After the CIO hands over the case, the Seoul Central District Prosecutors Office will have 11 days to decide whether to charge Yoon and send him to trial.

Yoon, who was suspended from his duties following the December 14 impeachment vote by the National Assembly, was arrested at his residence in Seoul last week after refusing repeated calls to appear for questioning.

His arrest marked the first time in South Korea’s history that a sitting president had been detained.

Yoon’s lawyers argued that the CIO, established in 2021 under Moon’s predecessor Moon Jae-in, had no authority to investigate the president for sedition and that his arrest was illegal.

Under South Korean law, sedition is one of the few crimes for which the president does not enjoy immunity.

The offense is punishable by life imprisonment or the death penalty, although the East Asian country has a long-standing moratorium on executions.

Yoon’s political fate is being considered separately by the Constitutional Court, which has 180 days to decide whether to uphold his impeachment or restore his presidential powers.

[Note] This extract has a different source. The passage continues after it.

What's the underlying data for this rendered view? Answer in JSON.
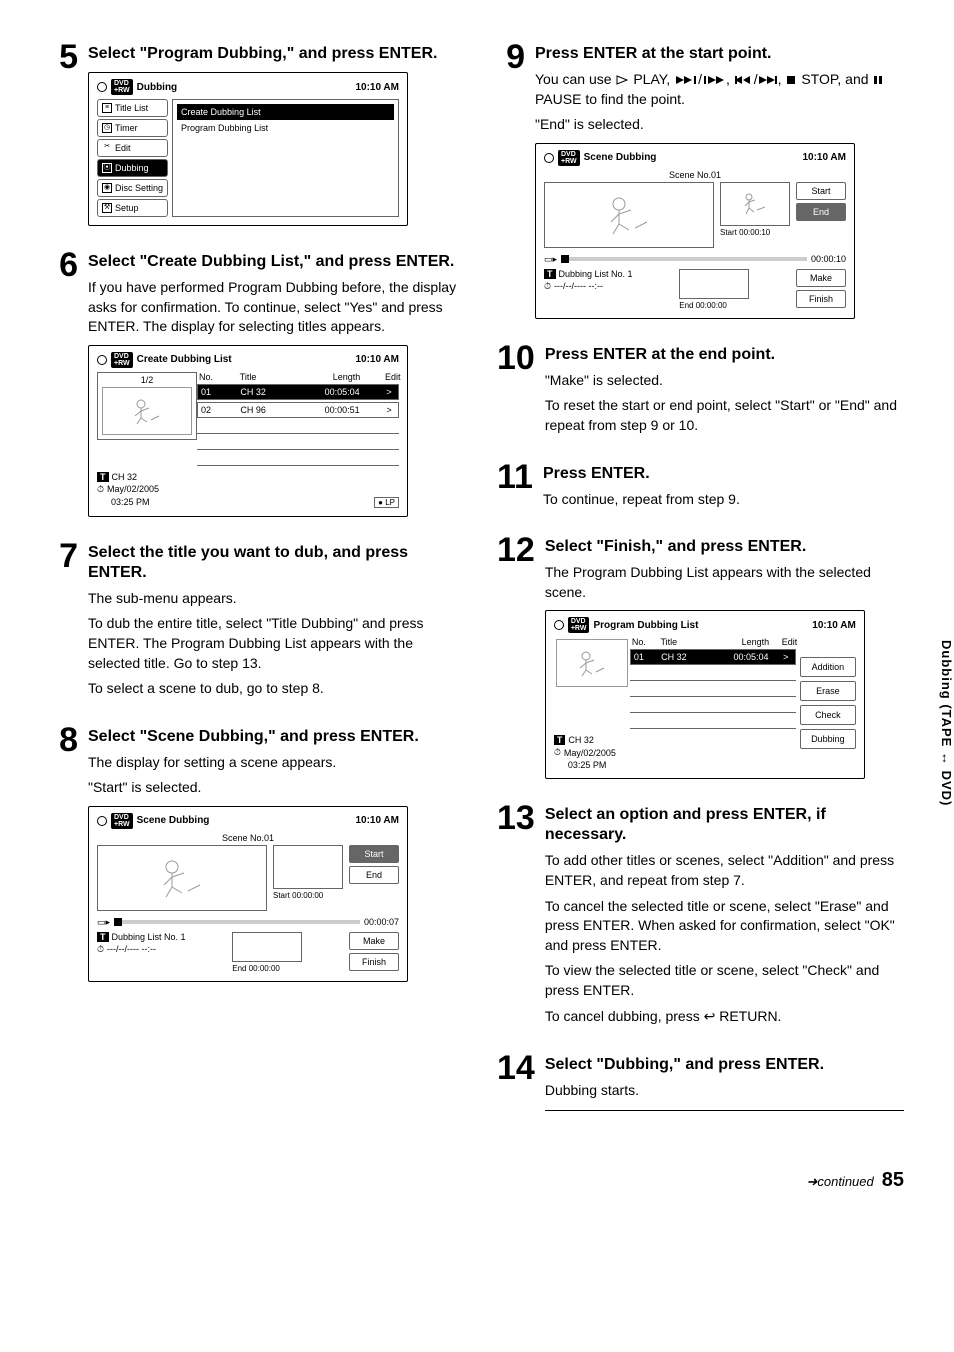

During his first appearance before the nine-judge court on Tuesday, Yoon denied ordering soldiers to forcefully remove lawmakers from the National Assembly so they would not be able to vote to overturn his short martial law decree.

Yoon told the court that lawmakers could have gathered elsewhere to overturn his Dec. 3 decree, which he rescinded within hours of the National Assembly’s unanimous vote.

Finance Minister and Deputy Prime Minister Choi Sang-mok has served as the country’s acting president since Dec. 27, when lawmakers impeached Yoon’s original successor, Han Duck-soo, for refusing to immediately fill three vacancies on the Constitutional Court.